普及が進む組込みバスマーケットの新しい動き
第3の組込み標準バスATCA、追加の規格相次ぐ



2005年後半に入り、組込みバスマーケットにおいて新たな動きが活発になってきている。今回は従来のVME/VME64xバスやCompactPCIバスに続く、第3の組込み標準バスのAdvancedTCA(略称=ATCA)バスの規格動向を中心にその追加規格の状況をリポートする。

マーケットの支持を受けるAdavancedTCA

次世代テレコムシステム向けバス・アーキテクチャとして策定されたPICMG3.0(規格名:AdvancedTCA、略称=ATCA)が実用段階に入ってきた。北米、欧州、日本を含むアジアパシフィック地域からATCA規格を採用した装置が本格的に市場に出荷されてくる。このようなATCA規格製品の追い風状況を受けOSC(Open Standard Chassis)市場が、およそ年2億ドル(2004年)の市場規模から2009年には年数十億ドル規模になると見込むという市場調査結果もある。

これは、経費削減が非常に強く要求されている通信サービス、データセンターやインターネットプロバイダが「経費削減のために標準規格品が有効」との認識が高まってきていることが最も大きな要因と考えられている。また、このような認識は、BRICsと呼ばれる新興工業国にも浸透しており、それら地域の通信インフラ環境の整備にもATCAを採用した装置の出荷が増えていることが大きな要因となっているようだ。

当面、ATCAを牽引するのは通信業界だが、医療、軍事・宇宙システム業界にもATCAが広がり、最大の組込みバス市場とされるエンタープライズ業界にも普及すると予測されている。
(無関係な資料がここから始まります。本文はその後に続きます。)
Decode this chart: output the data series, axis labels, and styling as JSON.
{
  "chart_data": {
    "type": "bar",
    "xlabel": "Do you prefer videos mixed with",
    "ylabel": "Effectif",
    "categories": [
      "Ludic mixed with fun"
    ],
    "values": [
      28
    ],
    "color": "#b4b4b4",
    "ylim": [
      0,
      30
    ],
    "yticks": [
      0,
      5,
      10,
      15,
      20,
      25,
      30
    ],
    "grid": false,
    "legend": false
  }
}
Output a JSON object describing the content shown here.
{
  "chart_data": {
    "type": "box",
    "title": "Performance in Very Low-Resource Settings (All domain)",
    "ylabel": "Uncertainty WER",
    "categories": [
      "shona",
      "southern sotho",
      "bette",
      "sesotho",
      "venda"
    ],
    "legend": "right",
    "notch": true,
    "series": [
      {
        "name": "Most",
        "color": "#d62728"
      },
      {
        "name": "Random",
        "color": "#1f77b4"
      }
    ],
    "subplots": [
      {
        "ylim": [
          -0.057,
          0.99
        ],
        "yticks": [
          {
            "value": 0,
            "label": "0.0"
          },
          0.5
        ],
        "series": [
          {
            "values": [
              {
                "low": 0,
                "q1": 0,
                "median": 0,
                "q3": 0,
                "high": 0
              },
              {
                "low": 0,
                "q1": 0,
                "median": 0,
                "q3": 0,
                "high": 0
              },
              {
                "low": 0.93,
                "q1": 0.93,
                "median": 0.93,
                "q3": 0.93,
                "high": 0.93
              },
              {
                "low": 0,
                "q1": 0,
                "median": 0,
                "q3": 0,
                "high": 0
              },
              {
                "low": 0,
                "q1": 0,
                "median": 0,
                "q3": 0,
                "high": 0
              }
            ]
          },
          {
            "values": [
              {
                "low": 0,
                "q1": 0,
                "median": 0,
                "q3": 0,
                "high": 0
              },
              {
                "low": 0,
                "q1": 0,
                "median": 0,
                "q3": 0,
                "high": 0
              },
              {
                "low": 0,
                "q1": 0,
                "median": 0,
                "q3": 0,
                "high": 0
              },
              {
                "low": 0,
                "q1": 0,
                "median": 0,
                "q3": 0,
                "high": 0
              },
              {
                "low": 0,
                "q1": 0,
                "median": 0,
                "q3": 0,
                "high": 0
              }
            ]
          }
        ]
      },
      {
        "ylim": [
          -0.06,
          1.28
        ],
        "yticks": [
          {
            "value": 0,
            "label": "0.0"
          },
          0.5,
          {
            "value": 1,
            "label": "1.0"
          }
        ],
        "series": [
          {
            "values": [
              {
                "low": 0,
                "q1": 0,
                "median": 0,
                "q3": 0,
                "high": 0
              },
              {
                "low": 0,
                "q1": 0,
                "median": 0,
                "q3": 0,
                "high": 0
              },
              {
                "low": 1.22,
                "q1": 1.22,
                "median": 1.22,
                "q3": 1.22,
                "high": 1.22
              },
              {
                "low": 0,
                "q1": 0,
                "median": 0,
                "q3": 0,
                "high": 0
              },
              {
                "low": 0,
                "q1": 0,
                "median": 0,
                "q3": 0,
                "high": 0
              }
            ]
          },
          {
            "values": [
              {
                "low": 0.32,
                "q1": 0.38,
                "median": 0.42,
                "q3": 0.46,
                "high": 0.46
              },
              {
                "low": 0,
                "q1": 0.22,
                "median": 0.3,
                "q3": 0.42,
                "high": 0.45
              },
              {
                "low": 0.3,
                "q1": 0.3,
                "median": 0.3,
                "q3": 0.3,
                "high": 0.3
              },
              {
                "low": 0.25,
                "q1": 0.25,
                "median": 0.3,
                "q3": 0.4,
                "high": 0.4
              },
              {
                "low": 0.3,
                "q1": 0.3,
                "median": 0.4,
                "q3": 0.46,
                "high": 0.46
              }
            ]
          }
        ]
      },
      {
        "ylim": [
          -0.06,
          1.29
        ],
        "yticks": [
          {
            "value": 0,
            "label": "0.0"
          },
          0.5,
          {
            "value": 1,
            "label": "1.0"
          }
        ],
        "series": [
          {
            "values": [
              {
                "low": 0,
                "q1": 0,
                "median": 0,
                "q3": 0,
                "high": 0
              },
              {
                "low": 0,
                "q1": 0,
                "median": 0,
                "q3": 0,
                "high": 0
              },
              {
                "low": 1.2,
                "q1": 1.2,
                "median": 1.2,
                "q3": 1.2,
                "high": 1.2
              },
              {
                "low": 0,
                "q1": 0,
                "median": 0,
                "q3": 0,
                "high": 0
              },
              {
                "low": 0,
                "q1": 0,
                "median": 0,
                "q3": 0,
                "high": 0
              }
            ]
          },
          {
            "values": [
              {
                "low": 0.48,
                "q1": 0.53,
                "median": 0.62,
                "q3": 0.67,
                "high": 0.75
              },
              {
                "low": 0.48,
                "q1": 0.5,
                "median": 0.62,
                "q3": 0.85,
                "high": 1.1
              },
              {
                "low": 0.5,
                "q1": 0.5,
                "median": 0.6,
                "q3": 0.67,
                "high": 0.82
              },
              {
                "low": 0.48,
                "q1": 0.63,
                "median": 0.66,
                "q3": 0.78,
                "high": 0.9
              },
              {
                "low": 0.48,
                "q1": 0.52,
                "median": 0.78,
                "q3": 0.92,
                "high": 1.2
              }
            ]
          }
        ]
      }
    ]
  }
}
PICMGにおいても、これらの市場の状況と呼応するかのように、次から次へと新しい追加規格が検討され、一部は既に規格化もされている(表1参照)。


〔表1〕PICMG最新規格動向

次々発表されるAdavancedTCAの追加規格

コア規格のPICMG3.0と同時に発行された、データ転送の技術的規格であるPICMG3.1/3.2/3.3だけでなく、ハイエンドのPCに組込まれているPCI Expressと通信の組込み用にアドバンスド・スイッチング技術とを合わせたPICMG3.4を規格化し公開している。また、PICMG3.5としてRapidIOを、PICMG3.6としてセルスイッチングと新たなバックプレーンデータ転送規定を検討している。現行のCompactPCI規格上にATCAの電気的仕様を盛り込もうとするCompactTCAをPICMG2.50規格として検討中である。

ATCAの8Uカード上に対しても、CompactPCIバスで使用されているPMCに相当するメザニンカードの規格としてAdvanced Mezzanine Card(略称AMC)を規格化済みである。これもバックプレーンデータ転送規定と同様にAMC.0がコア規格となり、追加規格としてAMC.1/.2/.3/.4が規定および検討中である。

AMC.1がPCI ExpressとAS(Advanced Switching)、AMC.2がイーサネット、AMC.3がストレージ、AMC.4がRapidIOをそれぞれAMC上で実現するための規格となっており、AMC.1については既に規格化済みである。加えて、そのメザニンカード自体を小型シャーシに入れて使うMicroTCAと呼ばれる規格も検討されており、システム構築側の選択肢がどんどん広がっている。

これら以外にもPICMGからはCompactPCIのメカニカル上でPCIエクスプレスを組込もうとする規格がPICMG_EXP.0として、また、PICMGパッシブマザーボードの規格としてCOM ExpressがPICMG_COM.0として既に規格化されており、順次商品化が始まるであろう。

※PICMGおよびCompactPCIの名称、PICMG、CompactPCIのロゴは、PCI Industrial Computers Manufacturers Groupの登録商標。
AdvancedTCAおよびATCAの名称、AdvancedTCA、ATCAのロゴは、PCI Industrial Computers Manufacturers Groupの商標。